Jeudi 5 novembre 2020
Nna Aldjia : une battante s’en va
À 89 ans, Nna Aldjia Matoub, déjà affaiblie depuis plusieurs mois, s’est éteinte paisiblement après son hospitalisation à Paris.
D’habitude résiliente, elle a fini par céder et s’éteindre ce jeudi 5 novembre 2020 vers 11h.
Nna Aldjia Matoub née Mahari, était une grande artiste, une poétesse admirable qui a pu, consciemment ou inconsciemment, transmettre son talent à son fils, le rebelle. Son chant est une méditation des profondeurs qui plonge ses racines dans le souffle ancestrale du monde kabyle côté femmes.
Sa poésie est l’expression d’une souffrance tissée dans un verbe qui émeut, captive et libère. Un verbe à la fois doux et ferme qui a nourri, dès sa tendre enfance, le fils tant aimé, le fils prodigieux, le fils trop tôt disparu.
Quand Nna Aldjia entame un acewwiq (chant méditatif), il se déploie en frisson continu, il traverse l’auditoire de cœur en cœur. Il dévoile une vie attendrissante, généreuse et discrète qui a pris racine à Taourirt Moussa-Ouamer au pays d’At Ddwala. Sur toutes les scènes artistiques, politiques, culturelles, la voix de Nna Aldjia a retenti avec tendresse et résistance pour défendre les siens, pour exiger que vérité soit dite.
La vie de Nna Aldjia bascule en 1998 quand elle apprend, avec effroi, l’assassinat de son fils unique Lounès. Depuis cette tragédie familiale et nationale, elle n’a jamais cessé de pleurer celui sur qui elle avait toujours fondé les raisons de son existence.
Malgré un courage hors normes, une force inébranlable qu’elle a mobilisées pour faire éclater la vérité sur le meurtre de son fils, Nna Aldjia n’a jamais pu surmonter l’épreuve épouvantable qui l’a frappée. La vie n’avait plus qu’un seul intérêt pour elle : retrouver les assassins, les faire condamner et voir aboutir, en même temps, les revendications de libertés et d’amazighité tant clamées par Lounès.
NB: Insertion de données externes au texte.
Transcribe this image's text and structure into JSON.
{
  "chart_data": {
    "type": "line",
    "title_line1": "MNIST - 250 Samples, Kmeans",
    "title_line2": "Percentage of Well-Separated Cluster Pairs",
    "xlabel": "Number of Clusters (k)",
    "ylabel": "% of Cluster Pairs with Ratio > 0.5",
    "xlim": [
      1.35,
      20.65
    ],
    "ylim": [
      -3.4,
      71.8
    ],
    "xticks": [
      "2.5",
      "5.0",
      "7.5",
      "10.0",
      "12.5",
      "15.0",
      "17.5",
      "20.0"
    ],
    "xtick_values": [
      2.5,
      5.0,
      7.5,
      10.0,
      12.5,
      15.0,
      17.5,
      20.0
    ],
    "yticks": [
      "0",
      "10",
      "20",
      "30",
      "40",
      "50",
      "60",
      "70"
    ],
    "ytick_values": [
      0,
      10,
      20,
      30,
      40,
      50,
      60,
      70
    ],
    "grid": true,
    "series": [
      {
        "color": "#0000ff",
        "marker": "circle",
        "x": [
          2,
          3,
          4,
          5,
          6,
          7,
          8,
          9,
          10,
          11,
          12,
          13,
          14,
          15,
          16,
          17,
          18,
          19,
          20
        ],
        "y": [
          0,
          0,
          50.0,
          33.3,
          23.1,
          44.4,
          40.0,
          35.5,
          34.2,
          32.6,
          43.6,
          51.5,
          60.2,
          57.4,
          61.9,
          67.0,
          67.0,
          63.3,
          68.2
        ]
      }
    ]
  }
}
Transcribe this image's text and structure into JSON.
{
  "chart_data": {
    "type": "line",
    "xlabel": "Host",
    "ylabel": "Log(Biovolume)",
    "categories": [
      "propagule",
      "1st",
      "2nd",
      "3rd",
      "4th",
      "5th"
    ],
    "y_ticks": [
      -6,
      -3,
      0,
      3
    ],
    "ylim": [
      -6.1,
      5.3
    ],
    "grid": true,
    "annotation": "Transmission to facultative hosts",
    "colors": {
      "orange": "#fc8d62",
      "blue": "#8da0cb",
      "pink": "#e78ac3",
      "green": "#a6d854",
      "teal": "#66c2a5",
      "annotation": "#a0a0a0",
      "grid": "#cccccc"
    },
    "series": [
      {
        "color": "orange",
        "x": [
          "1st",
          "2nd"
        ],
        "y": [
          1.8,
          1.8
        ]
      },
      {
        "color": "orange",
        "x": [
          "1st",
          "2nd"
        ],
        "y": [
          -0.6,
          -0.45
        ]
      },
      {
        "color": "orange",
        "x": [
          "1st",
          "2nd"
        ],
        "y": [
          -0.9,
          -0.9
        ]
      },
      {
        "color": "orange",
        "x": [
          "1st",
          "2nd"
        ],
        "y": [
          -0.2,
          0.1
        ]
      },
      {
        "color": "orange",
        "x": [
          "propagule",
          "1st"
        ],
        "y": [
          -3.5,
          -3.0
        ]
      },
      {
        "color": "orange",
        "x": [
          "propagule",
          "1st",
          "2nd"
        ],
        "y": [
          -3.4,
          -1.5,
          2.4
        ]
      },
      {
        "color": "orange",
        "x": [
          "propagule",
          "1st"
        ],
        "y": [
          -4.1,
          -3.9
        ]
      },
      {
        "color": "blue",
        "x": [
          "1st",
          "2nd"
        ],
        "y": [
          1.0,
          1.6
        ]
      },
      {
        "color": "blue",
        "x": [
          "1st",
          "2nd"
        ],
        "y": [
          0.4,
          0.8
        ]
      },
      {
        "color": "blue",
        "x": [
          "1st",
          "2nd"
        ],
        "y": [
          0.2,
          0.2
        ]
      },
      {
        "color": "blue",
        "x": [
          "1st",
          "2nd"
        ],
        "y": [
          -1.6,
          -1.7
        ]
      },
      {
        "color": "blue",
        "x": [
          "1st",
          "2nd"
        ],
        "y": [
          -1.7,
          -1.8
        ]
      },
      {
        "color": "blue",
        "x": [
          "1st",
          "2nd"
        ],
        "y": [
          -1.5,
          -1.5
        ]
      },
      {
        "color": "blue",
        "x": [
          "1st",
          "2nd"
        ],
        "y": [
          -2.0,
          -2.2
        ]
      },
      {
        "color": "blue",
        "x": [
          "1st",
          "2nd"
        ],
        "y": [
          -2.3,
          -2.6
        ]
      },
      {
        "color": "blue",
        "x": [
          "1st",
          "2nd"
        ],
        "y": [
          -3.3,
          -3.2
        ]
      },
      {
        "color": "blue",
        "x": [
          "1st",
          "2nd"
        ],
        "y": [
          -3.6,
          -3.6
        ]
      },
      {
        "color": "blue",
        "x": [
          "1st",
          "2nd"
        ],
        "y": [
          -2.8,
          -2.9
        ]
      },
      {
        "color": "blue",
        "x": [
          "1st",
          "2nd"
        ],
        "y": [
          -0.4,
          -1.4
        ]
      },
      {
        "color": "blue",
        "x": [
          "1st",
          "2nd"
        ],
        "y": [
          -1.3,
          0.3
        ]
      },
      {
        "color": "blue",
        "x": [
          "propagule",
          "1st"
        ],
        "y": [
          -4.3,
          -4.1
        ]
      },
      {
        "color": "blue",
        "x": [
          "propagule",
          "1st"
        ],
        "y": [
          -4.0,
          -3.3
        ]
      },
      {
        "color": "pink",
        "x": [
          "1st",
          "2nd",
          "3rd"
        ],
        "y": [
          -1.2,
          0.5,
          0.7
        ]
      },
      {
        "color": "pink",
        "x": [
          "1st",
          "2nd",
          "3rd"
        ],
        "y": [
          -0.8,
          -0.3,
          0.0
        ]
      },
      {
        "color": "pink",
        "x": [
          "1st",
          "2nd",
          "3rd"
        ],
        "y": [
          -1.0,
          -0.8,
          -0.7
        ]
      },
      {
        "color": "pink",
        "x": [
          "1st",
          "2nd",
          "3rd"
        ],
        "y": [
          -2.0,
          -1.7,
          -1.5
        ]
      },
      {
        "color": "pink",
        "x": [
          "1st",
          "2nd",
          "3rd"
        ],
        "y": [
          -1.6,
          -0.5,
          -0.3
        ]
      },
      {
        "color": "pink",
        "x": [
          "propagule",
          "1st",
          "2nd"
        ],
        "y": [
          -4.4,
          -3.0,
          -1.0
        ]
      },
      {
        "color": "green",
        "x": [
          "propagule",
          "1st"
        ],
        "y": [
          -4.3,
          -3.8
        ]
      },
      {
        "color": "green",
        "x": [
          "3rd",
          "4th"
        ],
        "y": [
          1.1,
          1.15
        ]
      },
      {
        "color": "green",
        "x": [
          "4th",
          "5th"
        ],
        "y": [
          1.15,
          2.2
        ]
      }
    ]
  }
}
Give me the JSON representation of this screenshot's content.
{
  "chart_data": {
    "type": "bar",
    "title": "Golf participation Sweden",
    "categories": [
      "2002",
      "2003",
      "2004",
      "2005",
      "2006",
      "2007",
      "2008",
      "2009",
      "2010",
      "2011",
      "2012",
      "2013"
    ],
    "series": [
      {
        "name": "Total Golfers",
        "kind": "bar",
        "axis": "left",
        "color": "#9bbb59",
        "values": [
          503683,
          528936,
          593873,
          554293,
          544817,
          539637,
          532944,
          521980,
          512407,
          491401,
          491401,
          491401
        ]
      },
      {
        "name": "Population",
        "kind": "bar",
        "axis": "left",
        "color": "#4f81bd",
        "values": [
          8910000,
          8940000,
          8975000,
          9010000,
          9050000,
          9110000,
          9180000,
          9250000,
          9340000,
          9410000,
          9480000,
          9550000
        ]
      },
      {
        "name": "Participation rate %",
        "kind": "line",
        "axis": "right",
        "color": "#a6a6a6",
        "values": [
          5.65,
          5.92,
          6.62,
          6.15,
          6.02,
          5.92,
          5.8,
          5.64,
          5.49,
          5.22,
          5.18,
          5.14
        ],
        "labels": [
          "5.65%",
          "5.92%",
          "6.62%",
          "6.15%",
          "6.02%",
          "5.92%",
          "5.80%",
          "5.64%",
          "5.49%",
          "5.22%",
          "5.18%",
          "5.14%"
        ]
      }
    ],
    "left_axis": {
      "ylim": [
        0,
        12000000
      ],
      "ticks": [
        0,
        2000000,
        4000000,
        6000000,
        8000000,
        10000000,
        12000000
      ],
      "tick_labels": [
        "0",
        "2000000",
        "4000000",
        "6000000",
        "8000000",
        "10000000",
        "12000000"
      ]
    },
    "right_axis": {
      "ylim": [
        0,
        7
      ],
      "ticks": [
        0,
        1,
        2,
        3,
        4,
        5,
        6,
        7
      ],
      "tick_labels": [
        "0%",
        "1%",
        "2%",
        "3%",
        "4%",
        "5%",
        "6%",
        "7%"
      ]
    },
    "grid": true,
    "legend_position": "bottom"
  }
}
Elle a harcelé, par principe et avec constance aussi bien Liamine Zeroual qu’Abdelaziz Bouteflika pour exiger d’eux le courage de « faire toute la lumière sur l’assassinat de son fils ». Cette lutte permanente, elle l’avait soulignée dans une lettre ouverte en mars 1999 et son combat pacifique a déteint considérablement sur la jeunesse kabyle en révolte.
À chacune des dates anniversaires de ce drame, à chaque opportunité qui se présentait, Nna Aldjia prenait le temps de rendre hommage à Lounès, à tous ceux qui sont morts pour le même idéal que lui. Elle honorait leur mémoire et s’associait avec héroïsme à toutes les manifestations des printemps amazighs et printemps noirs ou toute autre occasion de lutte contre le « pouvoir assassin ».
Va Nna Aldjia, c’est tout un peuple qui, un jour ou l’autre, te rendra justice.
Que Malika, que Nadia, que toute la famille Matoub trouvent dans ce petit hommage, l’expression de mon entière solidarité et l’expression de mes condoléances les plus sincères.